Unfair Competition Claims: The court dismissed the plaintiffs’ unfair competition claims, noting, among other things, that they “cannot tie the unlawful prong [of their unfair competition] claim to purported copyright violations [as] those claims are preempted by the Copyright Act.”

Breach of Contract: Finally, the plaintiffs separately allege a breach of contract claim against DeviantArt based on the agreement of McKernan and unspecified “others” to DeviantArt’s website Terms of Service. The court sided with the DeviantArt here, finding that the plaintiffs failed to “identify the exact provisions in the TOS they contend DeviantArt breached and facts in support of breach of each identified provision.” 

The Bottom Line

While Judge Orrick dismissed the bulk of the plaintiffs’ claims, including all of the claims that they have made against DeviantArt and Midjourney, he kept what is likely the most critical claim in play: Andersen’s direct copyright infringement claim against Stability AI. In doing so, the court has enabled Andersen to continue pursuing her key claim – which is that Stability AI made unauthorized use of her artwork as part of the “Training Imagery” that was “scraped from the internet, [put] into the LAION datasets, and used to train Stable Diffusion,” thereby, infringing her copyrights – without any need for amendment.
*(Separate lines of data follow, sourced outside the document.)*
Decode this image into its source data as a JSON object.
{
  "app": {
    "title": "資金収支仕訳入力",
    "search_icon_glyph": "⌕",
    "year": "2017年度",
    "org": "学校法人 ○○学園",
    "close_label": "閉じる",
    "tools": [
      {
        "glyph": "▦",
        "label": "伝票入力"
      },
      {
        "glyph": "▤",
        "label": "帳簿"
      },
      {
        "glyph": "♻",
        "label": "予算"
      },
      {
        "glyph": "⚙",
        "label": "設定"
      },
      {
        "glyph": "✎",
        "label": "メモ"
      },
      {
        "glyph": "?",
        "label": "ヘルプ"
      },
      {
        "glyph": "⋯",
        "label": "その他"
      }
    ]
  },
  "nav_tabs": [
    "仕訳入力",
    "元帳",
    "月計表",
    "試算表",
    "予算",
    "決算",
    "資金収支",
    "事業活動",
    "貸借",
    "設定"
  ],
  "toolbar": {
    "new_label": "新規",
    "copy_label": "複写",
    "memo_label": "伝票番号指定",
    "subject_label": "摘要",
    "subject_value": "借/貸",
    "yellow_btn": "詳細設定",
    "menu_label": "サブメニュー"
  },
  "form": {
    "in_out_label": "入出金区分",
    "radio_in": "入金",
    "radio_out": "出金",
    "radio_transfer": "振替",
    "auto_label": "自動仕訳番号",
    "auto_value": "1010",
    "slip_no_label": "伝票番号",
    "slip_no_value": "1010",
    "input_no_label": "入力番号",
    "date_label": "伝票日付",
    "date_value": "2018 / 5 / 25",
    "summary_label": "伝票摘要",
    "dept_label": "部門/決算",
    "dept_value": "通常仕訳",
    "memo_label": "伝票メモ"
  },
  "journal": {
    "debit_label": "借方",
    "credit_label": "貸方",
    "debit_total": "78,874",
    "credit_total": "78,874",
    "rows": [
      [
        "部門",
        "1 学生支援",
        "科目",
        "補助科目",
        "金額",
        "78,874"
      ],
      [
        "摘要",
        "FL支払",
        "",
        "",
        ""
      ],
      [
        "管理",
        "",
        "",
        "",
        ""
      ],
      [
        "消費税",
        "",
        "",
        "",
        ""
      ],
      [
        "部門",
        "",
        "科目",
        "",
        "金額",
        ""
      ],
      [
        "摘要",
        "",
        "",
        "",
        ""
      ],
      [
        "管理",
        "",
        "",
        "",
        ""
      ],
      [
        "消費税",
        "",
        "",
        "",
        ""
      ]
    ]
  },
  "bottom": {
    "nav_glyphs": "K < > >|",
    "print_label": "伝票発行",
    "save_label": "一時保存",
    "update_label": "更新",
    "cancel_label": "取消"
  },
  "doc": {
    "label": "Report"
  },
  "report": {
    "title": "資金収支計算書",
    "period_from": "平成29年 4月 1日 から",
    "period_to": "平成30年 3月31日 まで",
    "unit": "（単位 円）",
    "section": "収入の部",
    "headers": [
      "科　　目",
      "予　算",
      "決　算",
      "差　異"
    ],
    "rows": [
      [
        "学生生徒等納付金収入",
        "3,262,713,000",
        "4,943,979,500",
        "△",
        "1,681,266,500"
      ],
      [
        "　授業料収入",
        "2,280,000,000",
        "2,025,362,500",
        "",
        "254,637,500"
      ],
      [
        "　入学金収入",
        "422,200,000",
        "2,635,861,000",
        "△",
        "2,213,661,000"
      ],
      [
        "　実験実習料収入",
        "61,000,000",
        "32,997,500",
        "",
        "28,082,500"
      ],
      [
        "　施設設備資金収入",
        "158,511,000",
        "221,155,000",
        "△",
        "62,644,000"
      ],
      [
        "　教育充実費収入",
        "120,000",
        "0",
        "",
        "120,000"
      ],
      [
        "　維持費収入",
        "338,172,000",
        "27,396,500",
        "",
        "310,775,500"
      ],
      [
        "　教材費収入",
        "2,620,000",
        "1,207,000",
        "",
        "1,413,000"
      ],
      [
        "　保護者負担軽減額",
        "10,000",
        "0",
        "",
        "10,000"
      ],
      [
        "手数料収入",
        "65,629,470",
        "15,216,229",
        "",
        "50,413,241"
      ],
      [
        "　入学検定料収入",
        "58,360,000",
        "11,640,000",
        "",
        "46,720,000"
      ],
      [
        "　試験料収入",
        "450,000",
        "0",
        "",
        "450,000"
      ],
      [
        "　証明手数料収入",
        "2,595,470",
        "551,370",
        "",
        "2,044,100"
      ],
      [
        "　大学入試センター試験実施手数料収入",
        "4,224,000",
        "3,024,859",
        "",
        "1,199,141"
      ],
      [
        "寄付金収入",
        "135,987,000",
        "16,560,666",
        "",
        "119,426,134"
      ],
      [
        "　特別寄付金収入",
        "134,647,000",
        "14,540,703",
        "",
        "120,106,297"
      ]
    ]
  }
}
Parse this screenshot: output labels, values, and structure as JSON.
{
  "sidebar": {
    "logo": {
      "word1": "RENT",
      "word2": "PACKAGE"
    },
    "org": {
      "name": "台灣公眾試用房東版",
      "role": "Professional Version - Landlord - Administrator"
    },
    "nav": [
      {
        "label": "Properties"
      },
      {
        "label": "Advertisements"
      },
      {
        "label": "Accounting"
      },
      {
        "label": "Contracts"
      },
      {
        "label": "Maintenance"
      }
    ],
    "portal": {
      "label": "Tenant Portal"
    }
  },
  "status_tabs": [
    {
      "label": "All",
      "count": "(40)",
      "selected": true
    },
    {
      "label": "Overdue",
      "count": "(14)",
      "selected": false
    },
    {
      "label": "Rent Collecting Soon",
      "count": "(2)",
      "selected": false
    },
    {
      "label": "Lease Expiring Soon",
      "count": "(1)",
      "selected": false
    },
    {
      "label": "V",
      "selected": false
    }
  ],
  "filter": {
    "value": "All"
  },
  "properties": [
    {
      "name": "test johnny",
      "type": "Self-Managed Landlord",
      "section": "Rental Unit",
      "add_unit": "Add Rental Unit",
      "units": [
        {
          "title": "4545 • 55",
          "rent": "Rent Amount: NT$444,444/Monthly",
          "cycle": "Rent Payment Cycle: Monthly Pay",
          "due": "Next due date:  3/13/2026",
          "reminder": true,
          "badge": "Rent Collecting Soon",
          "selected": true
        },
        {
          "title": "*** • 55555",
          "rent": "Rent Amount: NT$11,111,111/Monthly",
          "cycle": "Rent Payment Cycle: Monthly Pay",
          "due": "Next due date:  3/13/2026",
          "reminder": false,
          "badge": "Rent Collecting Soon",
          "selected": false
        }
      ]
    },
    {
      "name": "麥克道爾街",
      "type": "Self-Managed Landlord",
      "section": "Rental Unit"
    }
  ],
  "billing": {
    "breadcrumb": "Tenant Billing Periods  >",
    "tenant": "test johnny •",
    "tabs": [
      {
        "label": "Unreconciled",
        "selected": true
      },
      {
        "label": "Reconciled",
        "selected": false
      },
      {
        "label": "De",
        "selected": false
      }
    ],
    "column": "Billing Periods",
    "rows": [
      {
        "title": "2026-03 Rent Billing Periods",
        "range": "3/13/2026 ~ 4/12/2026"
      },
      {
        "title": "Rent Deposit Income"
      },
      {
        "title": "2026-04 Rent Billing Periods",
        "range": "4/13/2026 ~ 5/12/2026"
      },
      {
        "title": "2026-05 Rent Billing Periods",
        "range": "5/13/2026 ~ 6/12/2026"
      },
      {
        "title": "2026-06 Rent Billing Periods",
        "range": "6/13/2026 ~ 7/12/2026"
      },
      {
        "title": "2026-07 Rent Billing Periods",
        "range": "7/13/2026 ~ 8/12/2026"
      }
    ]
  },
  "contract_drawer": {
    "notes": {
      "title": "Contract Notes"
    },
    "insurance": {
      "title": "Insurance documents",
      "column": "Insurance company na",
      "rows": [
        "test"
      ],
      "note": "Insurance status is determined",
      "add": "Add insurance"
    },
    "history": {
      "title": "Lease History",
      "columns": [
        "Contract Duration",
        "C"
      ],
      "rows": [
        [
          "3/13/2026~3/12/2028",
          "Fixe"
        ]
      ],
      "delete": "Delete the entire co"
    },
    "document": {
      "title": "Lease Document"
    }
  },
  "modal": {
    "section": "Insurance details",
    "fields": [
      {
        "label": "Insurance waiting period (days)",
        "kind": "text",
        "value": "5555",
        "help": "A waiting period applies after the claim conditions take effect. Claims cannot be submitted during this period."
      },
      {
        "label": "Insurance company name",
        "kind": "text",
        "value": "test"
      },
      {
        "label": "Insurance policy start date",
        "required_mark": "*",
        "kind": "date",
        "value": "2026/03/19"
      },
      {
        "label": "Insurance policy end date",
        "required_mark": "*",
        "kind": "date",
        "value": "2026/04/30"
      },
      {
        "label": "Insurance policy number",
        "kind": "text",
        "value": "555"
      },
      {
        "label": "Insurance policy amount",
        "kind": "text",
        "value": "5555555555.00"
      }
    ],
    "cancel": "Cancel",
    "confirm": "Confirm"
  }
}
Put another way (by Judge Orrick), the question at the heart of Andersen’s claim is “whether copying in violation of the Copyright Act occurred in the context of training Stable Diffusion or occurs when Stable Diffusion is run.”

Looking beyond the specifics of Andersen’s direct copyright infringement claim against Stability AI, Judge Orrick’s overall decision is also notable in that it provides some early insight into how courts may treat claims in the growing number of cases being waged over generative AI platforms – no shortage of which include copyright infringement causes of action. And as Seyfarth Shaw’s Lauren Gregory Leipold and Owen Wolfe stated in a note this summer on the heels of Judge Orrick’s tentative decision in July, his decision will likely “provide both plaintiffs and defendants with a roadmap for how to allege or defeat AI-related copyright infringement claims going forward.” 

The case is Sarah Andersen, et al., v. Stability AI LTD., et al., 3:23-cv-00201 (N.D. Cal.).